房间里很安静,只有她翻动书页的声音。游星在门外,手就放在门把手上,他知道如果开了门意味着什么。刚才借着酒精,当然那只是一个借口,他还没醉到失去理智的地步,他对她刨白了自己的心,游月却说她不要爱人,这句话歧义太多,他也不确定自己有没有把握住她的玄机。
起初游月只是坐在沙发上看一档诗词类的综艺,他在她身边坐下的时候,电视里说:“我醉君复乐,陶然共忘机。”他在心里复述这句诗,游月看得专心致志,他看着她偶尔微笑时露出的一角小白牙,耳边还有一道红印,他故意往她脖子上吹气,想让她侧头看看自己,没想到游月竟然直接把他拖去了房间。
可是游月到底不快乐,她也没醉,游长明的那一巴掌还印在她脸上,他明白此刻她是没办法同他“忘机”的。可还能怎么用心机,他已经把心交给她了,心在她手里,他觉得自己已经山穷水尽了。
夜已经深了,他还在犹豫着,客厅的温度渐低,他的两腿在宽松的睡裤里微微打颤,忽而他听见身后似乎有脚步声,这才猛地开了门,逃进了游月的房间里。她还在看书,可是那一页她已经看了有十分钟了,游星贴着门站着,游月盯着他的眼睛,他盯着游月胸上的书,门外的脚步声随着抽水马桶的声音落下也消失了。
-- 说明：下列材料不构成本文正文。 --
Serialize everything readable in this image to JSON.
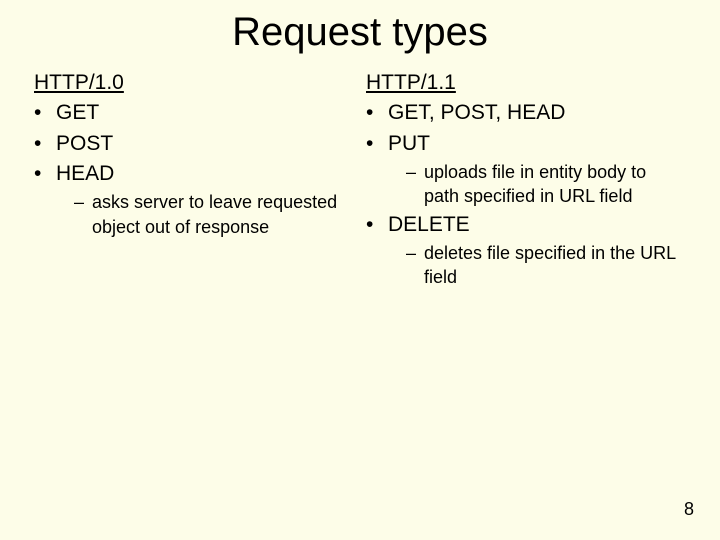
{
  "title": "Request types",
  "left": {
    "header": "HTTP/1.0",
    "items": [
      {
        "label": "GET"
      },
      {
        "label": "POST"
      },
      {
        "label": "HEAD",
        "sub": [
          "asks server to leave requested object out of response"
        ]
      }
    ]
  },
  "right": {
    "header": "HTTP/1.1",
    "items": [
      {
        "label": "GET, POST, HEAD"
      },
      {
        "label": "PUT",
        "sub": [
          "uploads file in entity body to path specified in URL field"
        ]
      },
      {
        "label": "DELETE",
        "sub": [
          "deletes file specified in the URL field"
        ]
      }
    ]
  },
  "page_number": "8",
  "glyphs": {
    "bullet": "•",
    "dash": "–"
  }
}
游月直起腰,跪坐在床边斜眼看着他,“我当你迷路了呢。”游月笑道,“苏轼写:’美人依约在西厢,只恐暗中迷路,认余香’,人家闻香识美人,这里的人都用的一样的沐浴液和洗发膏,你是怎么寻来的?”
“我——”游星尴尬地笑笑,也上了床,仰头躺在她的腿上,夺过她手里的书,噼里啪啦从头翻到尾,书页翻动带动一阵微风,游月垂下的发丝微动,撩着他的鼻梁。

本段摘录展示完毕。